El estudio exploró cuatro tipos de violencia bajo la modalidad de violencia doméstica: 

física, 

psicológica, 

sexual y 

económica y patrimonial,

que hubieran tenido lugar en el marco de relaciones heterosexuales y hubieran sido ejercidas por parte de una pareja actual o expareja.

De forma complementaria, la encuesta preguntó por situaciones de abuso sexual cometido por varones con o sin vínculo familiar. Cabe señalar que el trabajo fue realizado en contexto de la pandemia de covid-19

El estudio concluye que cerca de la mitad de las mujeres encuestadas (45%), que están o han estado en pareja, han atravesado algún tipo de violencia de género –ya sea de parte de su actual pareja y/o una anterior– en el ámbito doméstico. El tipo de violencia que se reporta como más frecuente es la psicológica (42%).

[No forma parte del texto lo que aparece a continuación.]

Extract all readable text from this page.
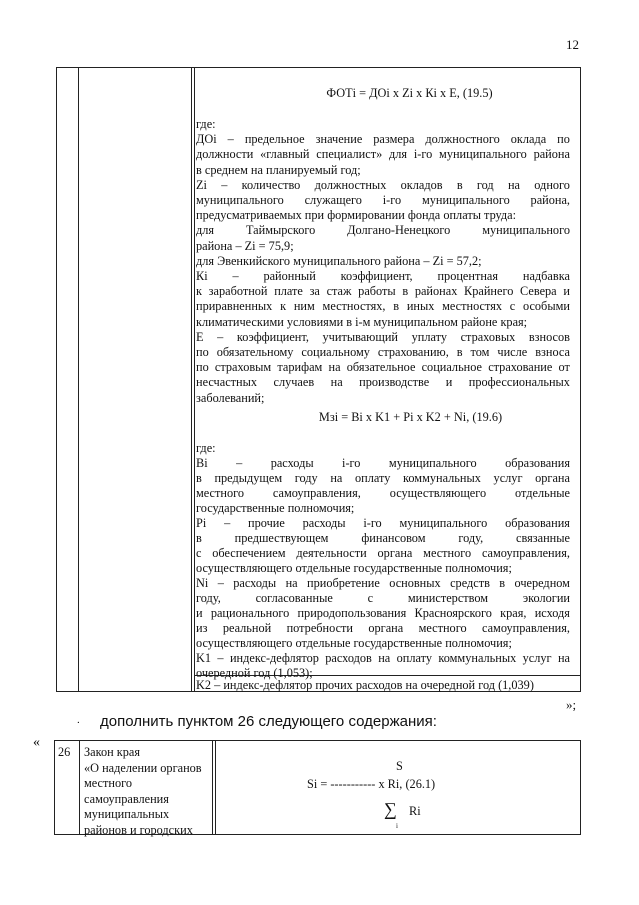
12
ФОТi = ДОi х Zi x Кi x E, (19.5)
где:
ДОi – предельное значение размера должностного оклада по
должности «главный специалист» для i-го муниципального района
в среднем на планируемый год;
Zi – количество должностных окладов в год на одного
муниципального служащего i-го муниципального района,
предусматриваемых при формировании фонда оплаты труда:
для	Таймырского	Долгано-Ненецкого	муниципального
района – Zi = 75,9;
для Эвенкийского муниципального района – Zi = 57,2;
Кi – районный коэффициент, процентная надбавка
к заработной плате за стаж работы в районах Крайнего Севера и
приравненных к ним местностях, в иных местностях с особыми
климатическими условиями в i-м муниципальном районе края;
Е – коэффициент, учитывающий уплату страховых взносов
по обязательному социальному страхованию, в том числе взноса
по страховым тарифам на обязательное социальное страхование от
несчастных случаев на производстве и профессиональных
заболеваний;
Мзi = Вi x K1 + Рi x K2 + Ni, (19.6)
где:
Вi – расходы i-го муниципального образования
в предыдущем году на оплату коммунальных услуг органа
местного самоуправления, осуществляющего отдельные
государственные полномочия;
Рi – прочие расходы i-го муниципального образования
в	предшествующем	финансовом	году,	связанные
с обеспечением деятельности органа местного самоуправления,
осуществляющего отдельные государственные полномочия;
Ni – расходы на приобретение основных средств в очередном
году,	согласованные	с	министерством	экологии
и рационального природопользования Красноярского края, исходя
из реальной потребности органа местного самоуправления,
осуществляющего отдельные государственные полномочия;
K1 – индекс-дефлятор расходов на оплату коммунальных услуг на
очередной год (1,053);
K2 – индекс-дефлятор прочих расходов на очередной год (1,039)
»;
. дополнить пунктом 26 следующего содержания:
«
26 Закон края
«О наделении органов
местного
самоуправления
муниципальных
районов и городских
S
Si = ----------- x Ri, (26.1)
∑ Ri
i
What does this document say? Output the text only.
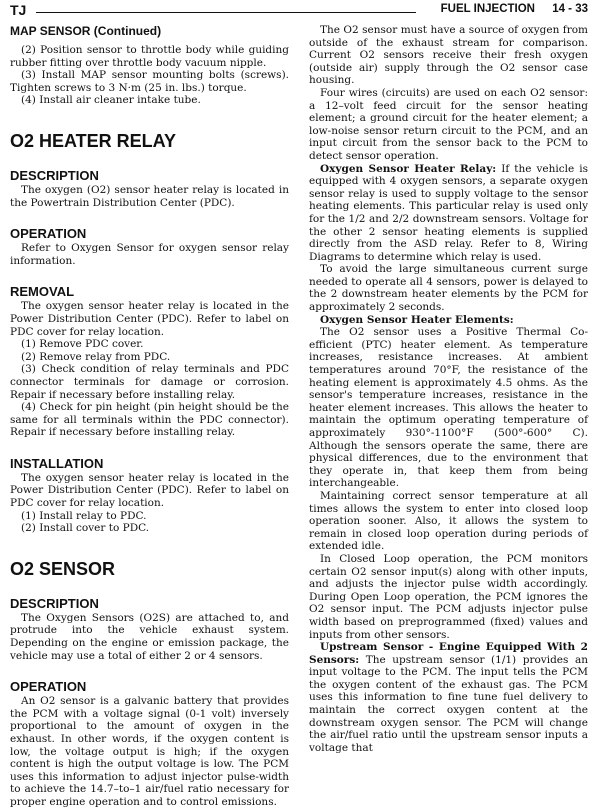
TJ	FUEL INJECTION 14 - 33
MAP SENSOR (Continued)

(2) Position sensor to throttle body while guiding rubber fitting over throttle body vacuum nipple.

(3) Install MAP sensor mounting bolts (screws). Tighten screws to 3 N·m (25 in. lbs.) torque.

(4) Install air cleaner intake tube.

O2 HEATER RELAY
DESCRIPTION

The oxygen (O2) sensor heater relay is located in the Powertrain Distribution Center (PDC).

OPERATION

Refer to Oxygen Sensor for oxygen sensor relay information.

REMOVAL

The oxygen sensor heater relay is located in the Power Distribution Center (PDC). Refer to label on PDC cover for relay location.

(1) Remove PDC cover.

(2) Remove relay from PDC.

(3) Check condition of relay terminals and PDC connector terminals for damage or corrosion. Repair if necessary before installing relay.

(4) Check for pin height (pin height should be the same for all terminals within the PDC connector). Repair if necessary before installing relay.

INSTALLATION

The oxygen sensor heater relay is located in the Power Distribution Center (PDC). Refer to label on PDC cover for relay location.

(1) Install relay to PDC.

(2) Install cover to PDC.

O2 SENSOR
DESCRIPTION

The Oxygen Sensors (O2S) are attached to, and protrude into the vehicle exhaust system. Depending on the engine or emission package, the vehicle may use a total of either 2 or 4 sensors.

OPERATION

An O2 sensor is a galvanic battery that provides the PCM with a voltage signal (0-1 volt) inversely proportional to the amount of oxygen in the exhaust. In other words, if the oxygen content is low, the voltage output is high; if the oxygen content is high the output voltage is low. The PCM uses this information to adjust injector pulse-width to achieve the 14.7–to–1 air/fuel ratio necessary for proper engine operation and to control emissions.

The O2 sensor must have a source of oxygen from outside of the exhaust stream for comparison. Current O2 sensors receive their fresh oxygen (outside air) supply through the O2 sensor case housing.

Four wires (circuits) are used on each O2 sensor: a 12–volt feed circuit for the sensor heating element; a ground circuit for the heater element; a low-noise sensor return circuit to the PCM, and an input circuit from the sensor back to the PCM to detect sensor operation.

Oxygen Sensor Heater Relay: If the vehicle is equipped with 4 oxygen sensors, a separate oxygen sensor relay is used to supply voltage to the sensor heating elements. This particular relay is used only for the 1/2 and 2/2 downstream sensors. Voltage for the other 2 sensor heating elements is supplied directly from the ASD relay. Refer to 8, Wiring Diagrams to determine which relay is used.

To avoid the large simultaneous current surge needed to operate all 4 sensors, power is delayed to the 2 downstream heater elements by the PCM for approximately 2 seconds.

Oxygen Sensor Heater Elements:

The O2 sensor uses a Positive Thermal Co-efficient (PTC) heater element. As temperature increases, resistance increases. At ambient temperatures around 70°F, the resistance of the heating element is approximately 4.5 ohms. As the sensor's temperature increases, resistance in the heater element increases. This allows the heater to maintain the optimum operating temperature of approximately 930°-1100°F (500°-600° C). Although the sensors operate the same, there are physical differences, due to the environment that they operate in, that keep them from being interchangeable.

Maintaining correct sensor temperature at all times allows the system to enter into closed loop operation sooner. Also, it allows the system to remain in closed loop operation during periods of extended idle.

In Closed Loop operation, the PCM monitors certain O2 sensor input(s) along with other inputs, and adjusts the injector pulse width accordingly. During Open Loop operation, the PCM ignores the O2 sensor input. The PCM adjusts injector pulse width based on preprogrammed (fixed) values and inputs from other sensors.

Upstream Sensor - Engine Equipped With 2 Sensors: The upstream sensor (1/1) provides an input voltage to the PCM. The input tells the PCM the oxygen content of the exhaust gas. The PCM uses this information to fine tune fuel delivery to maintain the correct oxygen content at the downstream oxygen sensor. The PCM will change the air/fuel ratio until the upstream sensor inputs a voltage that
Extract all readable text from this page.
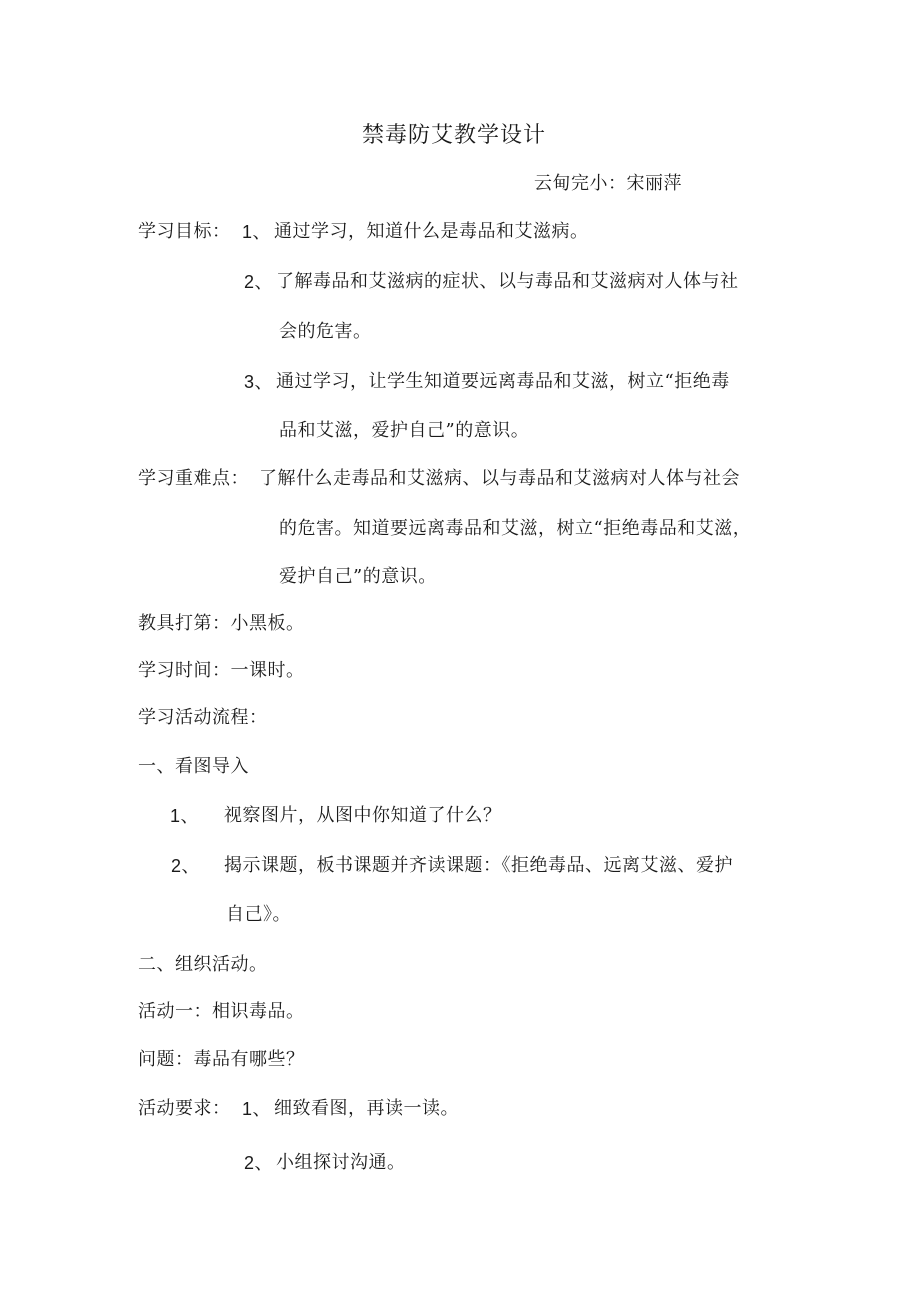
禁毒防艾教学设计
云甸完小：宋丽萍
学习目标： 1、 通过学习，知道什么是毒品和艾滋病。
2、 了解毒品和艾滋病的症状、以与毒品和艾滋病对人体与社
会的危害。
3、 通过学习，让学生知道要远离毒品和艾滋，树立“拒绝毒
品和艾滋，爱护自己”的意识。
学习重难点： 了解什么走毒品和艾滋病、以与毒品和艾滋病对人体与社会
的危害。知道要远离毒品和艾滋，树立“拒绝毒品和艾滋，
爱护自己”的意识。
教具打第：小黑板。
学习时间：一课时。
学习活动流程：
一、看图导入
1、 视察图片，从图中你知道了什么？
2、 揭示课题，板书课题并齐读课题：《拒绝毒品、远离艾滋、爱护
自己》。
二、组织活动。
活动一：相识毒品。
问题：毒品有哪些？
活动要求： 1、 细致看图，再读一读。
2、 小组探讨沟通。
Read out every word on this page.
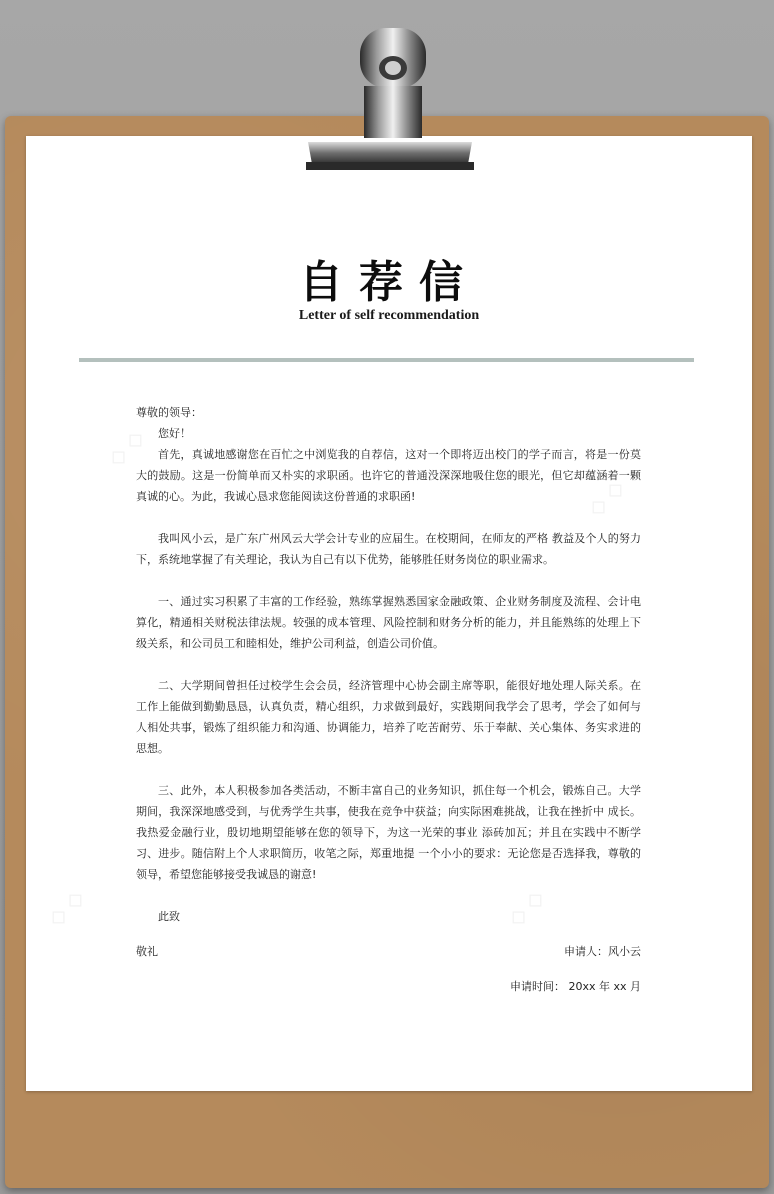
自荐信
Letter of self recommendation

尊敬的领导：

您好！

首先，真诚地感谢您在百忙之中浏览我的自荐信，这对一个即将迈出校门的学子而言，将是一份莫大的鼓励。这是一份简单而又朴实的求职函。也许它的普通没深深地吸住您的眼光，但它却蕴涵着一颗真诚的心。为此，我诚心恳求您能阅读这份普通的求职函!

我叫风小云，是广东广州风云大学会计专业的应届生。在校期间，在师友的严格 教益及个人的努力下，系统地掌握了有关理论，我认为自己有以下优势，能够胜任财务岗位的职业需求。

一、通过实习积累了丰富的工作经验，熟练掌握熟悉国家金融政策、企业财务制度及流程、会计电算化，精通相关财税法律法规。较强的成本管理、风险控制和财务分析的能力，并且能熟练的处理上下级关系，和公司员工和睦相处，维护公司利益，创造公司价值。

二、大学期间曾担任过校学生会会员，经济管理中心协会副主席等职，能很好地处理人际关系。在工作上能做到勤勤恳恳，认真负责，精心组织，力求做到最好，实践期间我学会了思考，学会了如何与人相处共事，锻炼了组织能力和沟通、协调能力，培养了吃苦耐劳、乐于奉献、关心集体、务实求进的思想。

三、此外，本人积极参加各类活动，不断丰富自己的业务知识，抓住每一个机会，锻炼自己。大学期间，我深深地感受到，与优秀学生共事，使我在竞争中获益；向实际困难挑战，让我在挫折中 成长。我热爱金融行业，殷切地期望能够在您的领导下，为这一光荣的事业 添砖加瓦；并且在实践中不断学习、进步。随信附上个人求职简历，收笔之际，郑重地提 一个小小的要求：无论您是否选择我，尊敬的领导，希望您能够接受我诚恳的谢意!

此致

敬礼	申请人：风小云
申请时间： 20xx 年 xx 月
◇ ◇
◇ ◇
◇ ◇	◇ ◇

Asimismo, el 23% de las mujeres indica haber vivido episodios de violencia económica y patrimonial, el 23% violencia física y una proporción menor (18%) declara haber atravesado situaciones de violencia sexual por parte de su pareja actual o expareja a lo largo de sus vidas. 

Los resultados también muestran que las violencias suelen darse de forma combinada: dos tercios de las mujeres que vivieron estas situaciones atravesaron al menos dos tipos diferentes de violencias. El 64% de las mujeres que atravesaron alguna situación de violencia doméstica a lo largo de su vida indicó que la persona agresora fue su expareja; mientras que el 25,5% señaló que fue su pareja actual. 

Los resultados obtenidos evidencian que más del 90% de las mujeres entrevistadas que reportan episodios de violencia –ya sea psicológica, física o sexual– estaban solo con sus parejas o exparejas cuando ocurrió.